Но оказалось, что Дамдинка не едет в город, он просил заехать в Цифроград и купить его дочке сотовый телефон. И дал на это дело деду Кеше семьсот рублей, сто из которых, как и полагалось, были платой за доставку. Пушкарев записал поручение и, оглядев семерых земляков, устроившихся в салоне микрика, выехал на трассу. Забот, заданий и просьб набралось дивно много, впрочем, как и всегда. Все они были записаны на тетрадном листке, хранящемся в карманчике маленькой китайской сумочки на ремне.

Другие при возрасте Пушкарёва давно скручены всякими недугами, а этот, хрипит и свистит бронхами, но ковыляет вокруг своего микрика, плотно укладывая чемоданы и баулы, каждый день ездит из деревни в город и обратно, успевая звонить и отвечать на все телефонные звонки. Ещё старуха и внуки успевают заказывать деду всякие вкусности или игрушки.

Ровесника и одноклассника своего Андрея Вершина дед Кеша посадил на переднее сиденье, рядом. И в дороге донимает его вопросами, успевая заметить про себя, что современная, устрашающая фантастическим маскировочным цветом, униформа и чёрные военные ботинки на немногословном и чернявом Андрее выглядят смешно и нелепо.

– На проверку собрался, Андрюха?

– Мне же надо раз в квартал у кардиолога проверяться.

– Помотала тебя жизнь, Андрюха, – вздыхает Пушкарёв, вкладывая в эту фразу всю жизнь ровесника, от драки с приезжими строителями-зеками в юности, где его чуть не зарезали, до недавнего случая, когда Андрея пырнул ножом родной сын, отсидевший уже три срока.

Худой и остролицый Вершинин задумчиво молчит.

Все знают, что сына они со старухой не сдали, милиции заявили, что нож Вершинин воткнул в себя, разделывая тушу коровы. После операции старика согнуло ещё больше, будто что-то стянуло его изнутри.

Он молча оглядывает раскрывающуюся взору утреннюю степь. Заметно, что доволен: наконец-то вырвался из душного дома, где пьяный сын и замученная бытом старуха. Работать он уже не может. В деревне его зовут Коротким, имея в виду, что за две операции хирурги значительно укоротили внутренности Вершинина. Год назад у него признали угрожающее предынфарктное состояние. Хозяйство рухнуло на старуху.

Внуков у них не было. Сорокалетний пьяница-сын так и не женился.

– А что тебе Дамдинка заказал? – Вдруг прерывает молчание Андрей.

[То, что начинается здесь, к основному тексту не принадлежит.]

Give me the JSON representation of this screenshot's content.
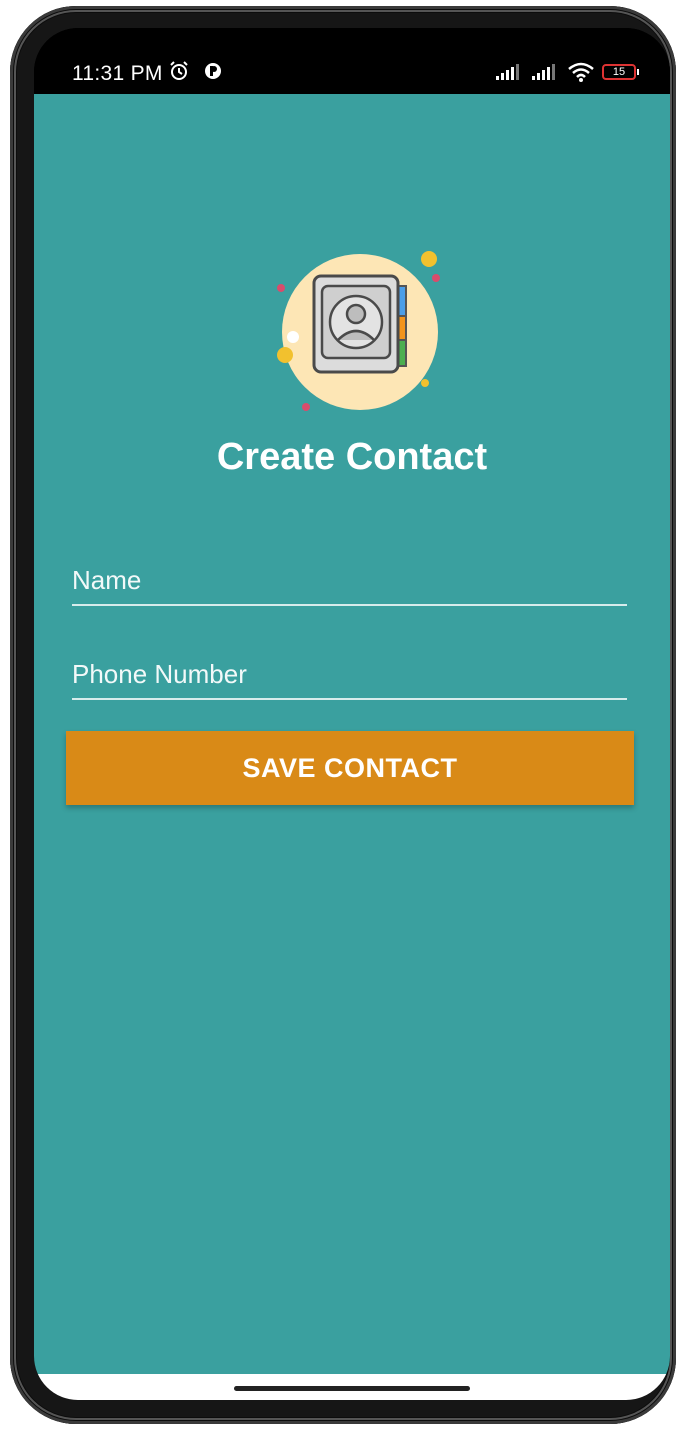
{
  "status_bar": {
    "time": "11:31 PM",
    "battery_level": "15",
    "icons": [
      "alarm-icon",
      "app-notification-icon",
      "signal-icon",
      "signal-icon",
      "wifi-icon",
      "battery-icon"
    ]
  },
  "screen": {
    "title": "Create Contact",
    "name_field": {
      "placeholder": "Name",
      "value": ""
    },
    "phone_field": {
      "placeholder": "Phone Number",
      "value": ""
    },
    "save_button_label": "SAVE CONTACT"
  },
  "colors": {
    "background": "#3aa09f",
    "button": "#d98a17",
    "text": "#ffffff"
  }
}
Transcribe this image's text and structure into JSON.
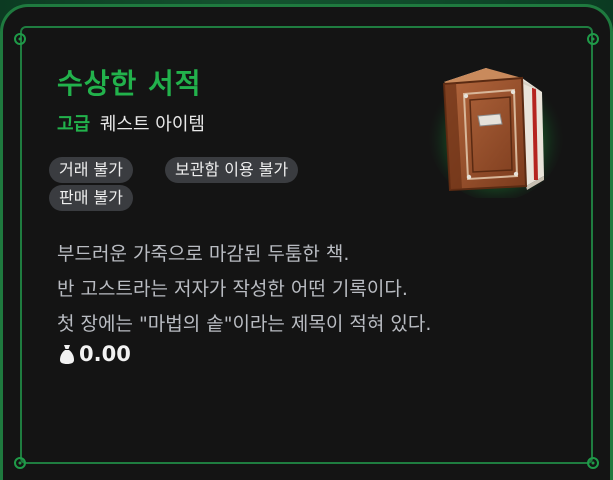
{
  "item": {
    "name": "수상한 서적",
    "grade": "고급",
    "type": "퀘스트 아이템",
    "icon": "leather-book-icon"
  },
  "tags": [
    "거래 불가",
    "보관함 이용 불가",
    "판매 불가"
  ],
  "description": [
    "부드러운 가죽으로 마감된 두툼한 책.",
    "반 고스트라는 저자가 작성한 어떤 기록이다.",
    "첫 장에는 \"마법의 솥\"이라는 제목이 적혀 있다."
  ],
  "price": {
    "icon": "money-bag-icon",
    "value": "0.00"
  },
  "colors": {
    "title": "#22b24c",
    "frame": "#1f7d40",
    "background": "#141414",
    "tag_bg": "#3a3c40",
    "description": "#b9bcc2"
  }
}
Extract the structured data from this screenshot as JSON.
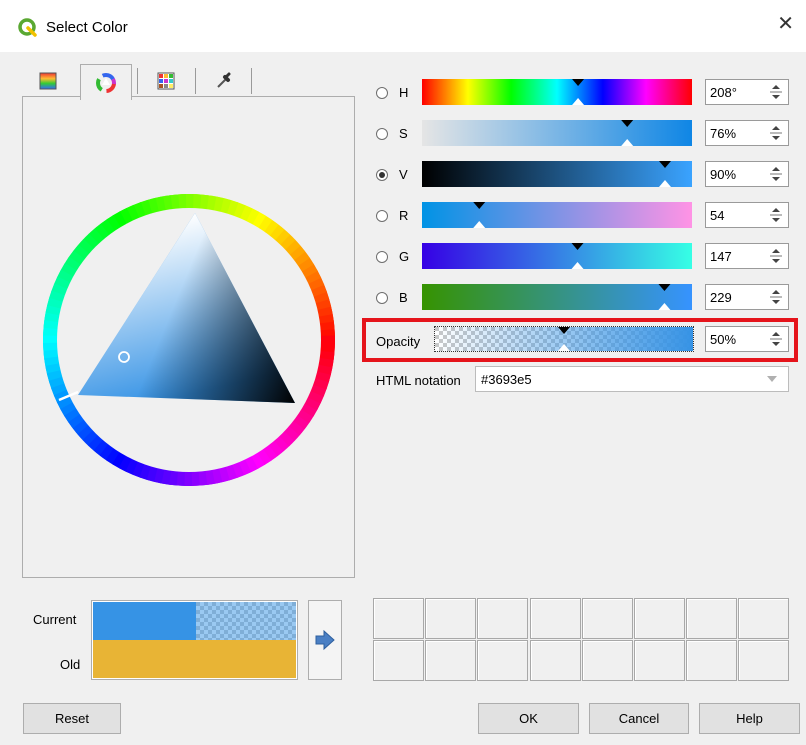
{
  "window": {
    "title": "Select Color"
  },
  "tabs": [
    {
      "name": "color-ramp-tab"
    },
    {
      "name": "color-wheel-tab",
      "active": true
    },
    {
      "name": "swatches-tab"
    },
    {
      "name": "color-picker-tab"
    }
  ],
  "channels": [
    {
      "key": "H",
      "label": "H",
      "value": "208°",
      "checked": false,
      "marker_fraction": 0.578
    },
    {
      "key": "S",
      "label": "S",
      "value": "76%",
      "checked": false,
      "marker_fraction": 0.76
    },
    {
      "key": "V",
      "label": "V",
      "value": "90%",
      "checked": true,
      "marker_fraction": 0.9
    },
    {
      "key": "R",
      "label": "R",
      "value": "54",
      "checked": false,
      "marker_fraction": 0.212
    },
    {
      "key": "G",
      "label": "G",
      "value": "147",
      "checked": false,
      "marker_fraction": 0.576
    },
    {
      "key": "B",
      "label": "B",
      "value": "229",
      "checked": false,
      "marker_fraction": 0.898
    }
  ],
  "opacity": {
    "label": "Opacity",
    "value": "50%",
    "fraction": 0.5
  },
  "html_notation": {
    "label": "HTML notation",
    "value": "#3693e5"
  },
  "preview": {
    "current_label": "Current",
    "old_label": "Old"
  },
  "buttons": {
    "reset": "Reset",
    "ok": "OK",
    "cancel": "Cancel",
    "help": "Help"
  },
  "colors": {
    "current": "#3693e5",
    "old": "#e8b435",
    "highlight": "#e5141b"
  }
}
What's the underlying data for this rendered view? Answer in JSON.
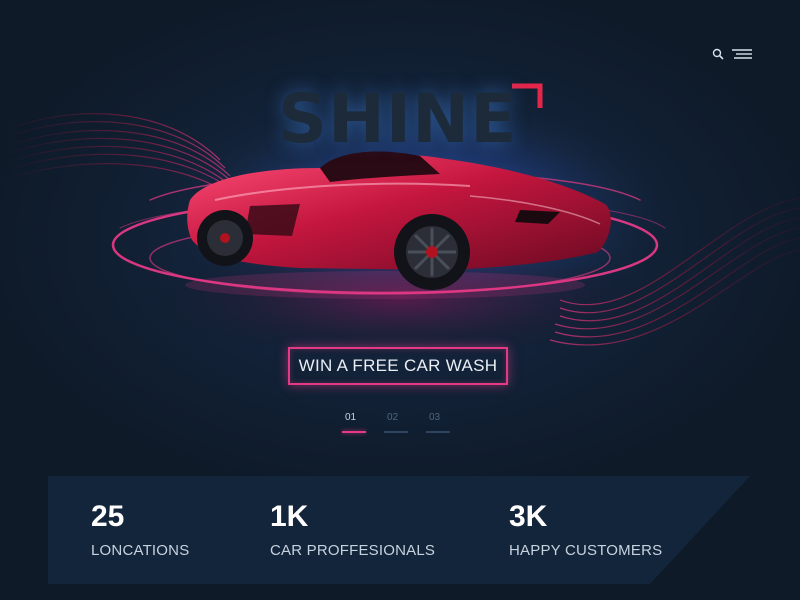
{
  "header": {
    "search_icon": "search-icon",
    "menu_icon": "hamburger-menu-icon"
  },
  "hero": {
    "brand": "SHINE",
    "cta_label": "WIN A FREE CAR WASH",
    "accent_color": "#e43a86",
    "glow_color": "#3a6fd8"
  },
  "pager": {
    "items": [
      {
        "label": "01",
        "active": true
      },
      {
        "label": "02",
        "active": false
      },
      {
        "label": "03",
        "active": false
      }
    ]
  },
  "stats": {
    "items": [
      {
        "value": "25",
        "label": "LONCATIONS"
      },
      {
        "value": "1K",
        "label": "CAR PROFFESIONALS"
      },
      {
        "value": "3K",
        "label": "HAPPY CUSTOMERS"
      }
    ]
  }
}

Пассажиры в салоне, прислонившись друг к другу, мирно дремлют.

– Да телефон дочурке своей.

– Даримке! – Оживляется дед Андрей. – Вся в свою бабушку. Нинка первой хохотушкой была в классе. Мы же рядом с их семьёй жили.

– А Баирка первым драчуном! – Рассмеялся Пушкарёв.

Ровесники в прошлом году похоронили свою одноклассницу, бабушку этой самой Даримки, которой заказали телефон. Дед её умер ещё раньше, тоже учился с Пушкарёвым и Вершининым. Фамилия супругов – Бадмаевы.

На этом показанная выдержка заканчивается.